Edit: I can't actually see how Chinese remainder theorem works here, if we had only $x$ on the left of each equation I can see how I could work it, but we don't. I can't seem to reduce it down to just $x$ either.
Note: this is a textbook problem.
Describe all integers that satisfy the four following equations. I imagine there will only be one, a I think I can attack this problem using a method I read about on Wikipedia called the chinese remainder theorem, is this a good place to start, or is there a trivial method for solving this?
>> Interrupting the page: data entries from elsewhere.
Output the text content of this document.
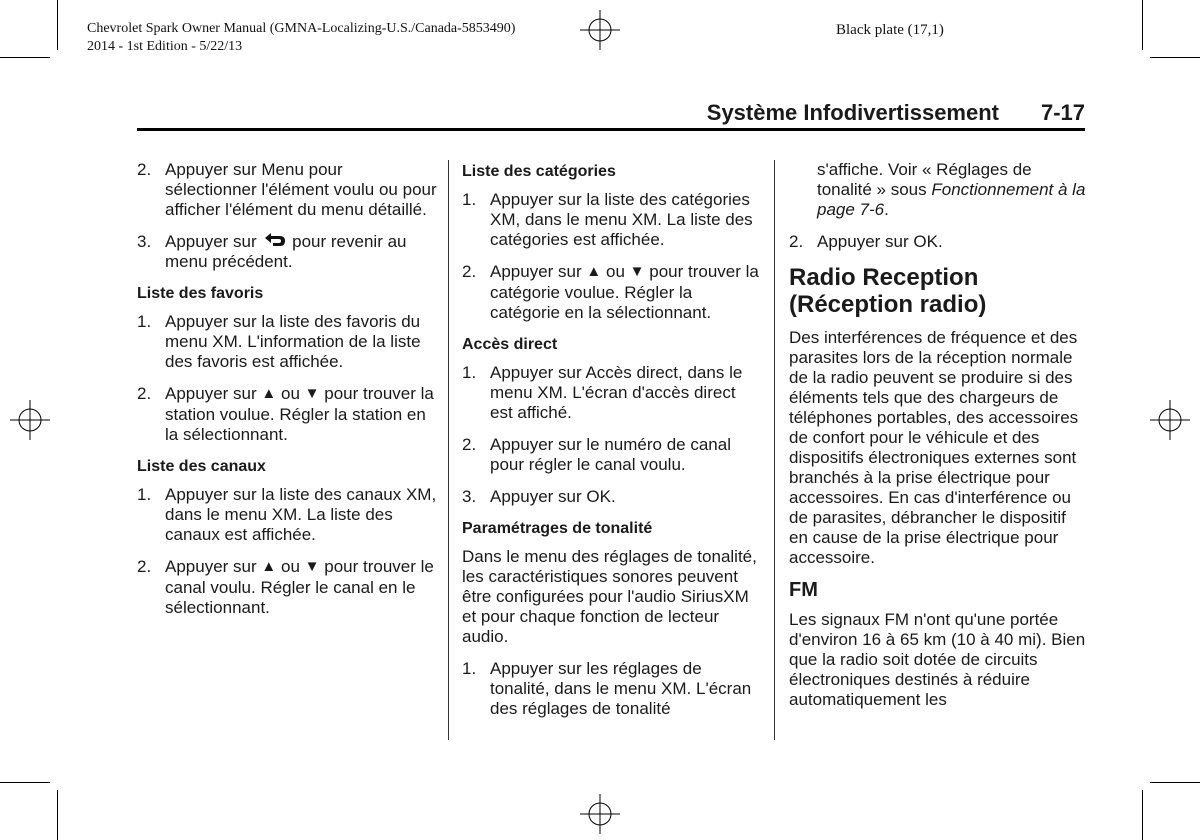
Chevrolet Spark Owner Manual (GMNA-Localizing-U.S./Canada-5853490)
2014 - 1st Edition - 5/22/13
Black plate (17,1)
Système Infodivertissement 7-17
2. Appuyer sur Menu pour sélectionner l'élément voulu ou pour afficher l'élément du menu détaillé.
3. Appuyer sur pour revenir au menu précédent.
Liste des favoris
1. Appuyer sur la liste des favoris du menu XM. L'information de la liste des favoris est affichée.
2. Appuyer sur ▲ ou ▼ pour trouver la station voulue. Régler la station en la sélectionnant.
Liste des canaux
1. Appuyer sur la liste des canaux XM, dans le menu XM. La liste des canaux est affichée.
2. Appuyer sur ▲ ou ▼ pour trouver le canal voulu. Régler le canal en le sélectionnant.
Liste des catégories
1. Appuyer sur la liste des catégories XM, dans le menu XM. La liste des catégories est affichée.
2. Appuyer sur ▲ ou ▼ pour trouver la catégorie voulue. Régler la catégorie en la sélectionnant.
Accès direct
1. Appuyer sur Accès direct, dans le menu XM. L'écran d'accès direct est affiché.
2. Appuyer sur le numéro de canal pour régler le canal voulu.
3. Appuyer sur OK.
Paramétrages de tonalité
Dans le menu des réglages de tonalité, les caractéristiques sonores peuvent être configurées pour l'audio SiriusXM et pour chaque fonction de lecteur audio.
1. Appuyer sur les réglages de tonalité, dans le menu XM. L'écran des réglages de tonalité
s'affiche. Voir « Réglages de tonalité » sous Fonctionnement à la page 7-6.
2. Appuyer sur OK.
Radio Reception (Réception radio)
Des interférences de fréquence et des parasites lors de la réception normale de la radio peuvent se produire si des éléments tels que des chargeurs de téléphones portables, des accessoires de confort pour le véhicule et des dispositifs électroniques externes sont branchés à la prise électrique pour accessoires. En cas d'interférence ou de parasites, débrancher le dispositif en cause de la prise électrique pour accessoire.
FM
Les signaux FM n'ont qu'une portée d'environ 16 à 65 km (10 à 40 mi). Bien que la radio soit dotée de circuits électroniques destinés à réduire automatiquement les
$$\begin{align*} \\3{}x + 4 ≡ {}5 \pmod {7}. \\4x {}+ 5 ≡ 6 \pmod {9}. \\6x + {}1 ≡{} 7 \pmod {11}.\\7x + 2{} ≡ 8 \pmod {1{}3}. \end{align*}$$
I will edit in my attempt of the chinese remainder theorem after I get confirmation that it is optimal(if it is), thank you all!
HINT: For $3x+4\equiv5\mod7$, note that we can first bring the $4$ over to the RHS to get $$3x\equiv1\mod 7.$$ Now, we would like to "divide" the equation by $3$ to rid us of the pesky $3$ on the LHS. To do so, we need to find an inverse for $3$ modulo $7$. To do so, we would need to turn to the Euclidean algorithm with $3$ and $7$ because it would give us $u$ and $v$ such that $$3u+7v=1\implies 3u=1\mod7.$$
Think you can take it from here? (Mouse over to see what $3x\equiv1\mod 7$ becomes.)
I'll leave the CRT bit (which is the fun bit) to you. :)